Mi vien da ridere, vedendo il Carducci tanto bene informato di faccende cosi intime dell' Allaghieri, quasi questi gli si fosse confessato! Que' due amori, ch'egli ritiene, copiando dal Fraticelli, (unico suo fonte e torbido fonte per la biografia di Dante) sono per la casentinese con la piva o micca de mezza lira ossia gozzo (umana credulità!) e per la Gentucca.
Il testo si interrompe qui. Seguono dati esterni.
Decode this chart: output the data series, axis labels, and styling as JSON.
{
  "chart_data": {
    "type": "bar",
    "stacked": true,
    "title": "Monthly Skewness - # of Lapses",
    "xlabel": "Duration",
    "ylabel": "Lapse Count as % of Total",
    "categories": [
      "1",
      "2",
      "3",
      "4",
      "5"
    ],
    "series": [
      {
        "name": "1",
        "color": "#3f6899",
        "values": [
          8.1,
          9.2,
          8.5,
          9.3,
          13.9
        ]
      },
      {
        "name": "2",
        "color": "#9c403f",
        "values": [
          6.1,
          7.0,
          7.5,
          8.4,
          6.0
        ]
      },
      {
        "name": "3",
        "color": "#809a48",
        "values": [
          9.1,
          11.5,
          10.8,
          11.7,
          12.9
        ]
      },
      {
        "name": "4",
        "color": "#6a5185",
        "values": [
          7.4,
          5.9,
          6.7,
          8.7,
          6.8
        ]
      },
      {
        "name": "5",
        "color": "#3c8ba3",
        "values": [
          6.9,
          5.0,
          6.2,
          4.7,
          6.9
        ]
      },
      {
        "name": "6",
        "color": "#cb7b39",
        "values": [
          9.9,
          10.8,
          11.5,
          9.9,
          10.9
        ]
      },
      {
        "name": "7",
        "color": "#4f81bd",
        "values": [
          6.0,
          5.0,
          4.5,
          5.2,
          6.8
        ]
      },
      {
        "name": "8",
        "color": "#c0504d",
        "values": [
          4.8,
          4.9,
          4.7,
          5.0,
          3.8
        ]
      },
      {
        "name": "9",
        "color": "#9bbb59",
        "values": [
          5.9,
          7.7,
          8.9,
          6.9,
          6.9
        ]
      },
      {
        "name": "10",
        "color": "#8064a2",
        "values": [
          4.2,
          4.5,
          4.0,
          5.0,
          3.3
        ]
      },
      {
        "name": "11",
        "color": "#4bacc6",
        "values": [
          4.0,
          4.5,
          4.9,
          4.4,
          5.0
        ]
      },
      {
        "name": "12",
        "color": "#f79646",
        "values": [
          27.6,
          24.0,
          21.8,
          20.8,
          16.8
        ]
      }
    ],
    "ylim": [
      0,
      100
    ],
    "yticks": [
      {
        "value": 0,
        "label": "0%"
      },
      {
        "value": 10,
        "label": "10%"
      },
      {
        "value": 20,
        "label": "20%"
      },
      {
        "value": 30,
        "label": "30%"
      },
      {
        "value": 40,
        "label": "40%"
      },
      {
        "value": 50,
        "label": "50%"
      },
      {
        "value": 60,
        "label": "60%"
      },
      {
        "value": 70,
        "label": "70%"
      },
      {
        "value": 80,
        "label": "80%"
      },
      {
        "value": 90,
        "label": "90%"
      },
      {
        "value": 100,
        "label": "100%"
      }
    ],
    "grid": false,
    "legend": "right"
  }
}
Il Carducci non ammette, che a qualcuna

di coteste due, come pareva al Fraticelli, si rivolgessero que' versi, tutti ardore di passione giovanile.
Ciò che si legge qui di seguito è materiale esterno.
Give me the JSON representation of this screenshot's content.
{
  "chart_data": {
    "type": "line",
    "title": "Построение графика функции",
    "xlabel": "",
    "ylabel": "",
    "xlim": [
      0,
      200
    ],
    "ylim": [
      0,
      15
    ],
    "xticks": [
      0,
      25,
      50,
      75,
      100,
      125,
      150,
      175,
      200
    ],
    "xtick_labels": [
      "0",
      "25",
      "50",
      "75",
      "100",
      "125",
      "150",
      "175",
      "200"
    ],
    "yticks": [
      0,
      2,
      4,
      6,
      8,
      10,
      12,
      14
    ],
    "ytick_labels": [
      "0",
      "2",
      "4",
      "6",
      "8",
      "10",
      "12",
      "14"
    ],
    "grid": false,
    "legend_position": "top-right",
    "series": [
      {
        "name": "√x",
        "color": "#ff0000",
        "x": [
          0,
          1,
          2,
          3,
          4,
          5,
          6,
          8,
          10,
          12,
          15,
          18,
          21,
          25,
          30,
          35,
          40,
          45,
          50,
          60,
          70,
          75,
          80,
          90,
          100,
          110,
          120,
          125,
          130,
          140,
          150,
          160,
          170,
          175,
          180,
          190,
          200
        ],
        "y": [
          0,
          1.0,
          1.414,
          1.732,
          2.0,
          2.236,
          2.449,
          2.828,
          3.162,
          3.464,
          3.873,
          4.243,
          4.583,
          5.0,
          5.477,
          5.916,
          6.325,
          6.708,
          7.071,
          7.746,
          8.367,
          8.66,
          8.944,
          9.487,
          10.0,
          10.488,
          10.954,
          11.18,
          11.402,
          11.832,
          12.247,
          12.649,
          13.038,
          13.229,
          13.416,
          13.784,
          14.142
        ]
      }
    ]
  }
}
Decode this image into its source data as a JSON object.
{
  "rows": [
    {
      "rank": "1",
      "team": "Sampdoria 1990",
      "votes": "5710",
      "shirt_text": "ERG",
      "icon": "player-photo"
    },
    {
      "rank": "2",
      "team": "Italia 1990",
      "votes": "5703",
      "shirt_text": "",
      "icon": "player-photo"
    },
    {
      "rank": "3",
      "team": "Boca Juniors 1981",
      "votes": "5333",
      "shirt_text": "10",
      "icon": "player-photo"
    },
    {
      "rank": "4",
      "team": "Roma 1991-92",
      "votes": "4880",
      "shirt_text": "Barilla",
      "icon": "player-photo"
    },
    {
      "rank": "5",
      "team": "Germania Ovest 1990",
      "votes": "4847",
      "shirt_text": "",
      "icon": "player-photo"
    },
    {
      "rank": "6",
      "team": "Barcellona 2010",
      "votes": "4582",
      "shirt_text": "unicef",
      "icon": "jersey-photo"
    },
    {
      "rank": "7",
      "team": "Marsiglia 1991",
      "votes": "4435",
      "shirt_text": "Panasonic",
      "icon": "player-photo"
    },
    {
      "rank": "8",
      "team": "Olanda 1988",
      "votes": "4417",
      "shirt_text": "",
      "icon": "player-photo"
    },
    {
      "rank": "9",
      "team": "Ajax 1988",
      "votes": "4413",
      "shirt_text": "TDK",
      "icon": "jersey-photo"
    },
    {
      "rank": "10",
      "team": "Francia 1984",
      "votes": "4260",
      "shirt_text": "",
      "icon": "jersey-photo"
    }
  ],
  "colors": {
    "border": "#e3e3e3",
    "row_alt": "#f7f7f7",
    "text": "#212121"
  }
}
Più, il fermarsi del poeta tanto ostinatamente sul vocabolo pietra con diverse applicazioni, sì in figura, che per rima, ci fa sospettare non ei volesse con ciò alludere al nome della donna amata, come Cino con l' aggettivo selvaggia e col lauro il Petrarca. Ond' è, che da principio parrebbe plausibile il supposto d' uno scrittore Padovano.... Ma l' Amadi, non che rechi alcun autorevole conforto all' affermazione sua, ne toglie ogni voglia a credergli, confondendo miseramente l'epoche della vita e delle opere di Dante.....
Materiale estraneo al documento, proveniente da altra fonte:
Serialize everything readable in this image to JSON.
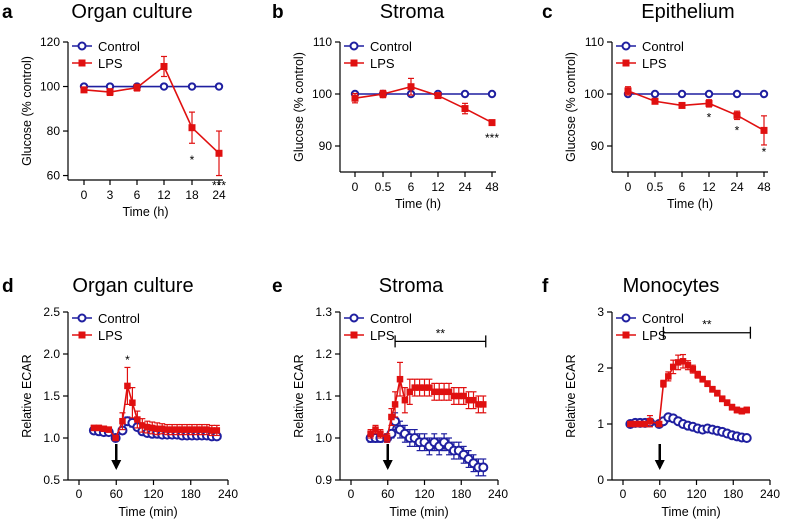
{
  "colors": {
    "control": "#1f1fa0",
    "lps": "#e01010",
    "axis": "#000000"
  },
  "chart_data": [
    {
      "type": "line",
      "letter": "a",
      "title": "Organ culture",
      "xlabel": "Time (h)",
      "ylabel": "Glucose (% control)",
      "categories": [
        "0",
        "3",
        "6",
        "12",
        "18",
        "24"
      ],
      "ylim": [
        58,
        120
      ],
      "yticks": [
        60,
        80,
        100,
        120
      ],
      "legend": [
        "Control",
        "LPS"
      ],
      "series": [
        {
          "name": "Control",
          "values": [
            100,
            100,
            100,
            100,
            100,
            100
          ],
          "err": [
            0,
            0,
            0,
            0,
            0,
            0
          ]
        },
        {
          "name": "LPS",
          "values": [
            98.5,
            97.5,
            99.5,
            109,
            81.5,
            70
          ],
          "err": [
            1,
            1.5,
            1.5,
            4.5,
            7,
            10
          ]
        }
      ],
      "annotations": [
        {
          "text": "*",
          "at": 4,
          "value": 67
        },
        {
          "text": "***",
          "at": 5,
          "value": 55.5
        }
      ]
    },
    {
      "type": "line",
      "letter": "b",
      "title": "Stroma",
      "xlabel": "Time (h)",
      "ylabel": "Glucose (% control)",
      "categories": [
        "0",
        "0.5",
        "6",
        "12",
        "24",
        "48"
      ],
      "ylim": [
        85,
        110
      ],
      "yticks": [
        90,
        100,
        110
      ],
      "legend": [
        "Control",
        "LPS"
      ],
      "series": [
        {
          "name": "Control",
          "values": [
            100,
            100,
            100,
            100,
            100,
            100
          ],
          "err": [
            0,
            0,
            0,
            0,
            0,
            0
          ]
        },
        {
          "name": "LPS",
          "values": [
            99.2,
            100,
            101.4,
            99.7,
            97.2,
            94.5
          ],
          "err": [
            0.9,
            0.7,
            1.6,
            0.2,
            1,
            0.3
          ]
        }
      ],
      "annotations": [
        {
          "text": "***",
          "at": 5,
          "value": 91.5
        }
      ]
    },
    {
      "type": "line",
      "letter": "c",
      "title": "Epithelium",
      "xlabel": "Time (h)",
      "ylabel": "Glucose (% control)",
      "categories": [
        "0",
        "0.5",
        "6",
        "12",
        "24",
        "48"
      ],
      "ylim": [
        85,
        110
      ],
      "yticks": [
        90,
        100,
        110
      ],
      "legend": [
        "Control",
        "LPS"
      ],
      "series": [
        {
          "name": "Control",
          "values": [
            100,
            100,
            100,
            100,
            100,
            100
          ],
          "err": [
            0,
            0,
            0,
            0,
            0,
            0
          ]
        },
        {
          "name": "LPS",
          "values": [
            100.6,
            98.6,
            97.8,
            98.2,
            95.9,
            93
          ],
          "err": [
            0.8,
            0.3,
            0.3,
            0.7,
            0.8,
            2.8
          ]
        }
      ],
      "annotations": [
        {
          "text": "*",
          "at": 3,
          "value": 95.5
        },
        {
          "text": "*",
          "at": 4,
          "value": 93
        },
        {
          "text": "*",
          "at": 5,
          "value": 88.8
        }
      ]
    },
    {
      "type": "line",
      "letter": "d",
      "title": "Organ culture",
      "xlabel": "Time (min)",
      "ylabel": "Relative ECAR",
      "xlim": [
        0,
        240
      ],
      "xticks": [
        0,
        60,
        120,
        180,
        240
      ],
      "ylim": [
        0.5,
        2.5
      ],
      "ytick_labels": [
        "0.5",
        "1.0",
        "1.5",
        "2.0",
        "2.5"
      ],
      "legend": [
        "Control",
        "LPS"
      ],
      "injection_time": 60,
      "series": [
        {
          "name": "Control",
          "x": [
            24,
            32,
            40,
            48,
            59,
            70,
            78,
            86,
            94,
            102,
            110,
            118,
            126,
            134,
            142,
            150,
            158,
            166,
            174,
            182,
            190,
            198,
            206,
            214,
            222
          ],
          "values": [
            1.09,
            1.08,
            1.07,
            1.07,
            1.0,
            1.09,
            1.2,
            1.18,
            1.13,
            1.08,
            1.06,
            1.05,
            1.05,
            1.04,
            1.04,
            1.04,
            1.04,
            1.03,
            1.03,
            1.03,
            1.03,
            1.03,
            1.03,
            1.02,
            1.02
          ],
          "err": [
            0.02,
            0.02,
            0.02,
            0.02,
            0.02,
            0.04,
            0.05,
            0.05,
            0.04,
            0.03,
            0.03,
            0.03,
            0.03,
            0.03,
            0.03,
            0.03,
            0.03,
            0.03,
            0.03,
            0.03,
            0.03,
            0.03,
            0.03,
            0.03,
            0.03
          ]
        },
        {
          "name": "LPS",
          "x": [
            24,
            32,
            40,
            48,
            59,
            70,
            78,
            86,
            94,
            102,
            110,
            118,
            126,
            134,
            142,
            150,
            158,
            166,
            174,
            182,
            190,
            198,
            206,
            214,
            222
          ],
          "values": [
            1.12,
            1.12,
            1.11,
            1.1,
            1.0,
            1.2,
            1.62,
            1.42,
            1.22,
            1.15,
            1.13,
            1.12,
            1.11,
            1.11,
            1.1,
            1.1,
            1.1,
            1.1,
            1.1,
            1.1,
            1.1,
            1.1,
            1.1,
            1.09,
            1.09
          ],
          "err": [
            0.03,
            0.03,
            0.03,
            0.03,
            0.02,
            0.1,
            0.22,
            0.18,
            0.1,
            0.08,
            0.07,
            0.07,
            0.07,
            0.06,
            0.06,
            0.06,
            0.06,
            0.06,
            0.06,
            0.06,
            0.06,
            0.06,
            0.06,
            0.06,
            0.06
          ]
        }
      ],
      "annotations": [
        {
          "text": "*",
          "x": 78,
          "value": 1.93
        }
      ]
    },
    {
      "type": "line",
      "letter": "e",
      "title": "Stroma",
      "xlabel": "Time (min)",
      "ylabel": "Relative ECAR",
      "xlim": [
        0,
        240
      ],
      "xticks": [
        0,
        60,
        120,
        180,
        240
      ],
      "ylim": [
        0.9,
        1.3
      ],
      "ytick_labels": [
        "0.9",
        "1.0",
        "1.1",
        "1.2",
        "1.3"
      ],
      "legend": [
        "Control",
        "LPS"
      ],
      "injection_time": 60,
      "significance": {
        "label": "**",
        "from": 72,
        "to": 220,
        "value": 1.23
      },
      "series": [
        {
          "name": "Control",
          "x": [
            32,
            40,
            48,
            59,
            66,
            72,
            80,
            88,
            96,
            104,
            112,
            120,
            128,
            136,
            144,
            152,
            160,
            168,
            176,
            184,
            192,
            200,
            208,
            216
          ],
          "values": [
            1.0,
            1.0,
            1.0,
            1.0,
            1.01,
            1.04,
            1.02,
            1.01,
            1.0,
            1.0,
            0.99,
            0.99,
            0.98,
            0.99,
            0.98,
            0.99,
            0.98,
            0.97,
            0.97,
            0.96,
            0.95,
            0.94,
            0.93,
            0.93
          ],
          "err": [
            0.01,
            0.01,
            0.01,
            0.01,
            0.01,
            0.02,
            0.02,
            0.02,
            0.02,
            0.02,
            0.02,
            0.02,
            0.02,
            0.02,
            0.02,
            0.02,
            0.02,
            0.02,
            0.02,
            0.02,
            0.02,
            0.02,
            0.02,
            0.02
          ]
        },
        {
          "name": "LPS",
          "x": [
            32,
            40,
            48,
            59,
            66,
            72,
            80,
            88,
            96,
            104,
            112,
            120,
            128,
            136,
            144,
            152,
            160,
            168,
            176,
            184,
            192,
            200,
            208,
            216
          ],
          "values": [
            1.01,
            1.02,
            1.01,
            1.0,
            1.05,
            1.08,
            1.14,
            1.09,
            1.11,
            1.12,
            1.12,
            1.12,
            1.12,
            1.11,
            1.11,
            1.11,
            1.11,
            1.1,
            1.1,
            1.1,
            1.09,
            1.09,
            1.08,
            1.08
          ],
          "err": [
            0.01,
            0.01,
            0.01,
            0.01,
            0.02,
            0.03,
            0.04,
            0.03,
            0.03,
            0.02,
            0.02,
            0.02,
            0.02,
            0.02,
            0.02,
            0.02,
            0.02,
            0.02,
            0.02,
            0.02,
            0.02,
            0.02,
            0.02,
            0.02
          ]
        }
      ]
    },
    {
      "type": "line",
      "letter": "f",
      "title": "Monocytes",
      "xlabel": "Time (min)",
      "ylabel": "Relative ECAR",
      "xlim": [
        0,
        240
      ],
      "xticks": [
        0,
        60,
        120,
        180,
        240
      ],
      "ylim": [
        0,
        3
      ],
      "ytick_labels": [
        "0",
        "1",
        "2",
        "3"
      ],
      "legend": [
        "Control",
        "LPS"
      ],
      "injection_time": 60,
      "significance": {
        "label": "**",
        "from": 66,
        "to": 208,
        "value": 2.63
      },
      "series": [
        {
          "name": "Control",
          "x": [
            12,
            20,
            28,
            36,
            44,
            59,
            66,
            74,
            82,
            90,
            98,
            106,
            114,
            122,
            130,
            138,
            146,
            154,
            162,
            170,
            178,
            186,
            194,
            202
          ],
          "values": [
            1.0,
            1.02,
            1.02,
            1.02,
            1.03,
            1.0,
            1.05,
            1.12,
            1.1,
            1.05,
            1.0,
            0.97,
            0.95,
            0.92,
            0.9,
            0.92,
            0.9,
            0.88,
            0.86,
            0.83,
            0.8,
            0.78,
            0.76,
            0.75
          ],
          "err": [
            0.03,
            0.03,
            0.03,
            0.03,
            0.03,
            0.03,
            0.05,
            0.05,
            0.05,
            0.05,
            0.05,
            0.05,
            0.05,
            0.05,
            0.05,
            0.05,
            0.05,
            0.05,
            0.05,
            0.05,
            0.05,
            0.05,
            0.05,
            0.05
          ]
        },
        {
          "name": "LPS",
          "x": [
            12,
            20,
            28,
            36,
            44,
            59,
            66,
            74,
            82,
            90,
            98,
            106,
            114,
            122,
            130,
            138,
            146,
            154,
            162,
            170,
            178,
            186,
            194,
            202
          ],
          "values": [
            1.0,
            1.0,
            1.0,
            1.0,
            1.05,
            1.0,
            1.72,
            1.85,
            2.02,
            2.1,
            2.12,
            2.05,
            1.98,
            1.88,
            1.8,
            1.72,
            1.62,
            1.55,
            1.45,
            1.38,
            1.3,
            1.25,
            1.23,
            1.25
          ],
          "err": [
            0.04,
            0.04,
            0.04,
            0.04,
            0.1,
            0.04,
            0.06,
            0.08,
            0.12,
            0.13,
            0.12,
            0.08,
            0.07,
            0.06,
            0.05,
            0.05,
            0.05,
            0.05,
            0.05,
            0.05,
            0.05,
            0.05,
            0.05,
            0.05
          ]
        }
      ]
    }
  ]
}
Questo non è vero: il Carducci ripete solo miseramente l'accusa surriferita del Fraticelli. Ma l'uno e l'altro avrebber dovuto badare che, quando l' Amadi scriveva, non era stampata ancora la Vita Nuova. In calce a' manoscritti, solevano trovarsi aggiunte parecchie canzoni di Dante; quasi come un' appendice all' opera. Ecco la spiegazione ovvia delle parole inesatte dello Amadi; e così le aveva interpretate benissimo il Pelli.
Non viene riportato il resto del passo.